Les modalités de mise en œuvre sont : la coopération déléguée, l’appel à manifestation d’intérêt, et l’attribution directe, dans le respect des règles d’audit de la Commission européenne (PAGoDA). Il n’y a pas de règles en matière de co-financement. Les ONG, les Organisations internationales et les Acteurs institutionnels ne soumettent pas de demandes de financement ou de propositions de projets ‘spontanément’. La procédure pour ces acteurs est :

  1. Répondre à un appel à manifestation d’intérêt qui sera publié sur le site de la délégation UE (pour des projets nationaux) et sur le site de DG DEVCO (pour les projets transfrontaliers) ;
  2. L’attribution directe dans des cas exceptionnels où il est avéré que seulement cette organisation dispose de cette expertise dans une région déterminée.

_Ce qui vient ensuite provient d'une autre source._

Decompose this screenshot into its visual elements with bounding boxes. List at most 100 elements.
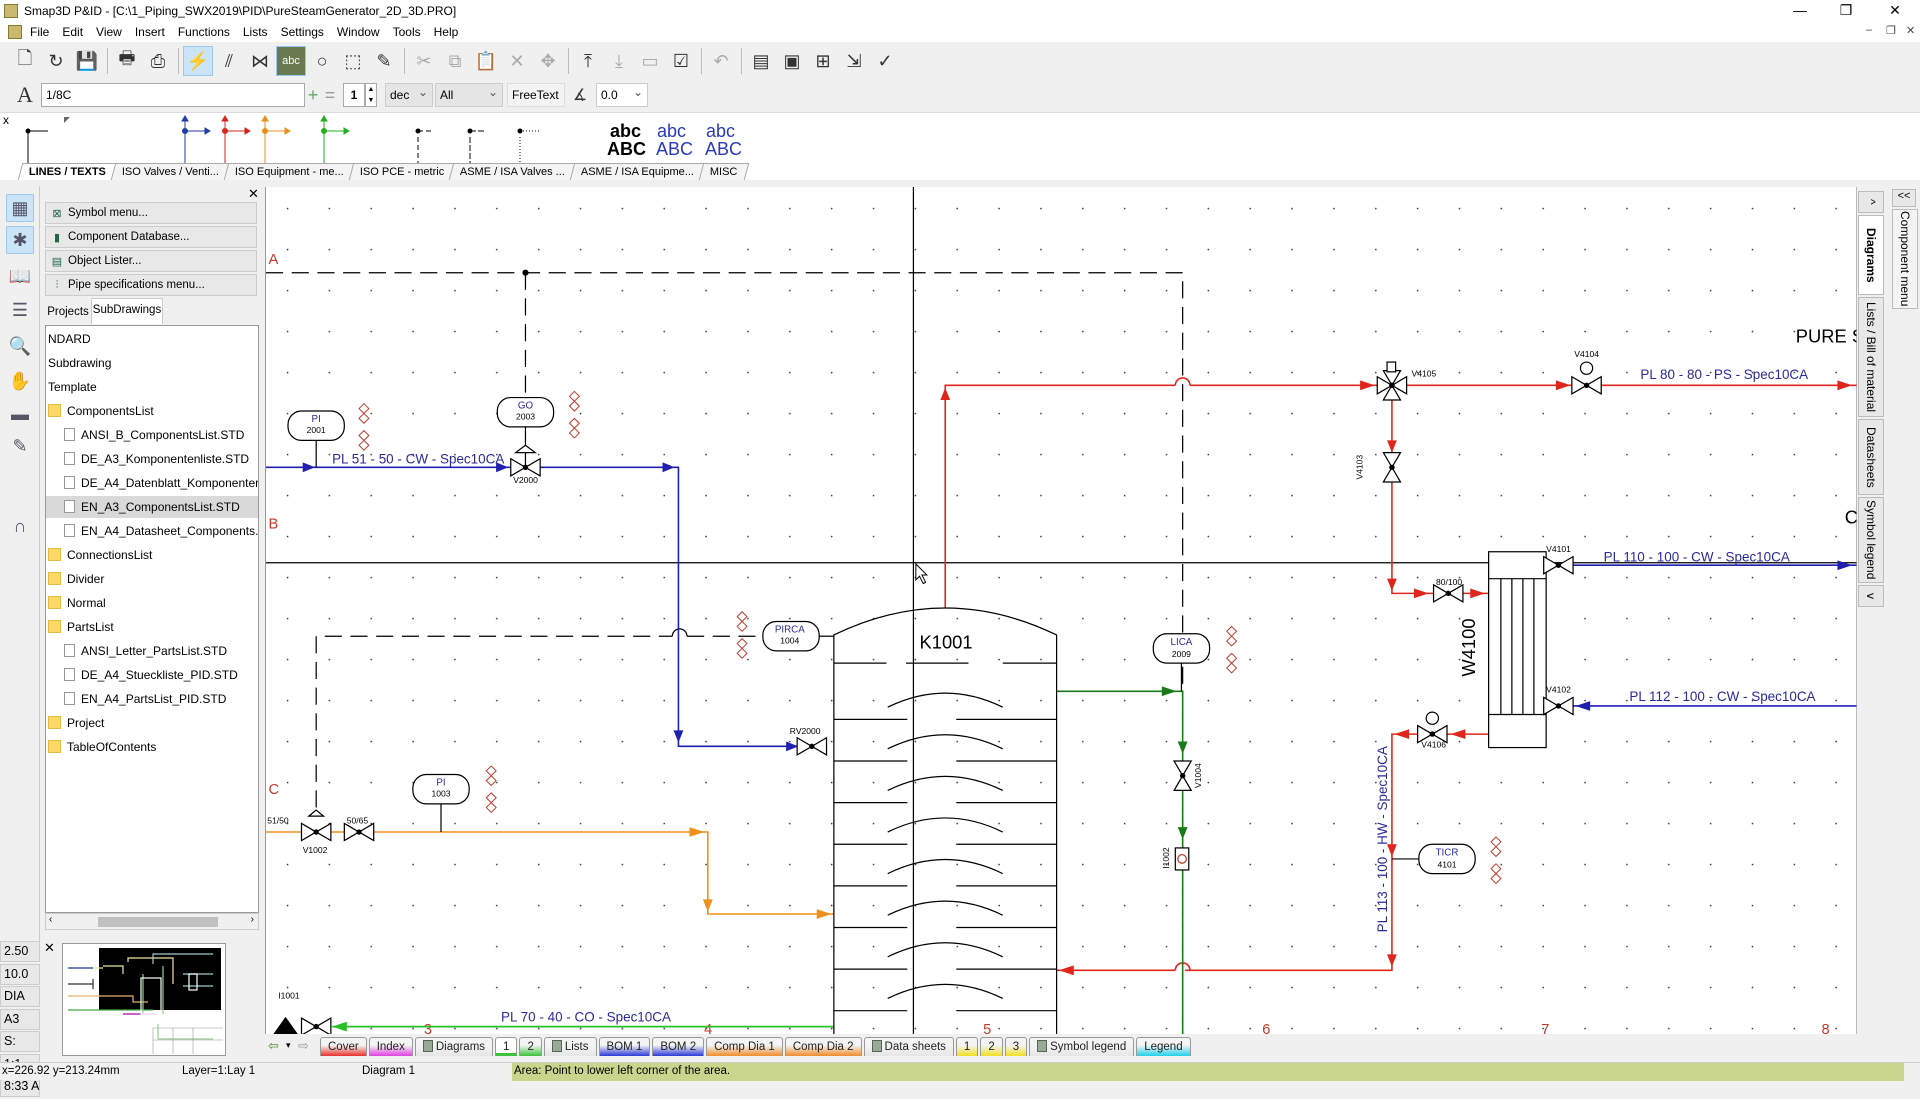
tree-item[interactable]: ANSI_Letter_PartsList.STD [46, 640, 258, 662]
document-list-icon[interactable]: ▤ [746, 46, 776, 76]
tree-item[interactable]: DE_A4_Stueckliste_PID.STD [46, 664, 258, 686]
menu-insert[interactable]: Insert [135, 25, 165, 39]
scroll-left-arrow[interactable]: ‹ [49, 914, 52, 925]
overview-close-button[interactable]: ✕ [44, 940, 55, 956]
drawing-canvas[interactable]: A B C 3 4 5 6 7 8 PURE S C PL 51 - 50 - … [265, 187, 1864, 1038]
restore-button[interactable]: ❐ [1826, 0, 1866, 22]
snap-value[interactable]: S: [0, 1031, 40, 1052]
print-icon[interactable]: 🖶 [112, 46, 142, 76]
tree-item[interactable]: DE_A4_Datenblatt_Komponenten [46, 472, 258, 494]
sheet-edit-icon[interactable]: ✎ [6, 432, 34, 460]
plus-icon[interactable]: + [305, 80, 321, 110]
sheet-tab-lists[interactable]: Lists [543, 1037, 597, 1056]
overview-thumbnail[interactable] [62, 943, 226, 1056]
palette-tab-1[interactable]: ISO Valves / Venti... [110, 163, 231, 180]
magnet-icon[interactable]: ∩ [6, 512, 34, 540]
palette-tab-5[interactable]: ASME / ISA Equipme... [569, 163, 706, 180]
sheet-icon[interactable]: ▬ [6, 400, 34, 428]
mdi-close-button[interactable]: ✕ [1906, 24, 1915, 37]
angle-select[interactable]: 0.0 [596, 81, 648, 107]
tree-item[interactable]: ComponentsList [46, 400, 258, 422]
tab-lists-bill-of-material[interactable]: Lists / Bill of material [1858, 297, 1884, 417]
tree-horizontal-scrollbar[interactable]: ‹ › [45, 913, 259, 930]
circle-icon[interactable]: ○ [307, 46, 337, 76]
palette-tab-3[interactable]: ISO PCE - metric [348, 163, 456, 180]
angle-icon[interactable]: ∡ [565, 80, 595, 110]
counter-field[interactable]: 1 [343, 83, 365, 107]
pipeline-label-pl110[interactable]: PL 110 - 100 - CW - Spec10CA [1604, 550, 1790, 565]
sheet-tab-2[interactable]: 2 [519, 1037, 542, 1056]
pipeline-label-pl51[interactable]: PL 51 - 50 - CW - Spec10CA [332, 452, 504, 467]
export-icon[interactable]: ⇲ [839, 46, 869, 76]
sheet-tab-index[interactable]: Index [368, 1037, 413, 1056]
pipe-draw-icon[interactable]: ⚡ [183, 46, 213, 76]
new-document-icon[interactable]: 🗋 [10, 46, 40, 76]
layer-filter-select[interactable]: All [435, 81, 503, 107]
scroll-thumb[interactable] [98, 917, 218, 927]
tab-diagrams[interactable]: Diagrams [1858, 215, 1884, 295]
paper-size-value[interactable]: A3 [0, 1008, 40, 1030]
heat-exchanger-w4100[interactable] [1488, 551, 1547, 749]
book-help-icon[interactable]: 📖 [6, 262, 34, 290]
valve-icon[interactable]: ⋈ [245, 46, 275, 76]
pipeline-label-pl112[interactable]: PL 112 - 100 - CW - Spec10CA [1629, 689, 1815, 704]
sheet-tab-bom-1[interactable]: BOM 1 [598, 1037, 651, 1056]
sheet-tab-3[interactable]: 3 [1004, 1037, 1028, 1056]
sheet-nav-back-icon[interactable]: ⇦ [268, 1038, 279, 1054]
tree-item[interactable]: EN_A4_Datasheet_Components.s [46, 520, 258, 542]
pid-diagram[interactable]: A B C 3 4 5 6 7 8 PURE S C PL 51 - 50 - … [266, 187, 1864, 1038]
zoom-icon[interactable]: 🔍 [6, 332, 34, 360]
menu-lists[interactable]: Lists [243, 25, 268, 39]
text-style-icon[interactable]: A [10, 80, 40, 110]
insert-component-icon[interactable]: ⊞ [808, 46, 838, 76]
sheet-tab-bom-2[interactable]: BOM 2 [652, 1037, 705, 1056]
pipeline-label-pl113[interactable]: PL 113 - 100 - HW - Spec10CA [1375, 746, 1390, 932]
menu-help[interactable]: Help [434, 25, 459, 39]
sheet-tab-cover[interactable]: Cover [320, 1037, 367, 1056]
freetext-button[interactable]: FreeText [507, 83, 565, 107]
palette-tab-0[interactable]: LINES / TEXTS [17, 163, 118, 180]
tree-item[interactable]: ANSI_B_ComponentsList.STD [46, 424, 258, 446]
text-sample-blue-2[interactable]: abcABC [705, 121, 742, 159]
minus-icon[interactable]: = [322, 80, 338, 110]
tree-item[interactable]: Divider [46, 568, 258, 590]
pencil-icon[interactable]: ✎ [369, 46, 399, 76]
sheet-tab-1[interactable]: 1 [495, 1037, 518, 1056]
pipeline-label-pl70[interactable]: PL 70 - 40 - CO - Spec10CA [501, 1010, 671, 1025]
object-lister-button[interactable]: ▤ Object Lister... [45, 250, 257, 272]
text-sample-blue-1[interactable]: abcABC [656, 121, 693, 159]
spellcheck-icon[interactable]: ✓ [870, 46, 900, 76]
counter-stepper[interactable]: ▲ ▼ [365, 83, 377, 107]
scroll-up-button[interactable]: ^ [1858, 191, 1884, 213]
close-button[interactable]: ✕ [1875, 0, 1915, 22]
number-format-select[interactable]: dec [385, 81, 433, 107]
tree-item[interactable]: Template [46, 376, 258, 398]
menu-functions[interactable]: Functions [178, 25, 230, 39]
tree-item[interactable]: DE_A3_Komponentenliste.STD [46, 448, 258, 470]
tab-subdrawings[interactable]: SubDrawings [91, 298, 163, 324]
tab-symbol-legend[interactable]: Symbol legend [1858, 497, 1884, 583]
line-symbol-black[interactable] [25, 128, 49, 168]
tab-projects[interactable]: Projects [45, 301, 91, 323]
copy-icon[interactable]: ⧉ [440, 46, 470, 76]
list-align-icon[interactable]: ☰ [6, 296, 34, 324]
menu-window[interactable]: Window [337, 25, 380, 39]
text-height-value[interactable]: 10.0 [0, 963, 40, 985]
component-menu-tab[interactable]: Component menu [1892, 209, 1918, 309]
menu-edit[interactable]: Edit [62, 25, 83, 39]
tree-item[interactable]: EN_A3_ComponentsList.STD [46, 496, 258, 518]
sheet-tab-diagrams[interactable]: Diagrams [414, 1037, 494, 1056]
sheet-tab-comp-dia-1[interactable]: Comp Dia 1 [706, 1037, 783, 1056]
paste-icon[interactable]: 📋 [471, 46, 501, 76]
menu-view[interactable]: View [96, 25, 122, 39]
equipment-label-k1001[interactable]: K1001 [920, 631, 973, 652]
database-icon[interactable]: ▣ [777, 46, 807, 76]
sheet-tab-2[interactable]: 2 [980, 1037, 1003, 1056]
open-icon[interactable]: ↻ [41, 46, 71, 76]
tab-datasheets[interactable]: Datasheets [1858, 419, 1884, 495]
tree-item[interactable]: Project [46, 712, 258, 734]
mdi-restore-button[interactable]: ❐ [1886, 24, 1896, 37]
component-database-button[interactable]: ▮ Component Database... [45, 226, 257, 248]
tree-item[interactable]: PartsList [46, 616, 258, 638]
line-symbol-dashed-2[interactable] [467, 128, 485, 168]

Néanmoins, les réflexions, analyses et expériences de ces acteurs sur les flux, défis et opportunités liés à la migration dans leur région d’expertise reste primordiale pour la mise en œuvre d’actions et pourront aider à encadrer des appels à manifestations d’intérêt. Ces analyses pourront être soumise à la boîte fonctionnelle (EuropeAid-EUTF-AFRICA@ec.europa.eu) ainsi qu’aux délégations (sans logo de l’organisation ni budget).

La responsabilité de la gouvernance est assurée par la participation des Etats Membres de l’UE, des autres donateurs, des Etats partenaires et des organisations régionales. Le Conseil d’administration se réunit une fois par an et définit et révise la stratégie et le Comité opérationnel (CO) sélectionne les projets à mettre en œuvre. Ces comités opérationnels sont organisés par fenêtre géographique (Sahel, Corne de l’Afrique et Nord de l’Afrique) et se réunissent 2 fois par an. Par ailleurs un comité opérationnel général peut être appelé pour le suivi des règles de procédures et des rapports annuels.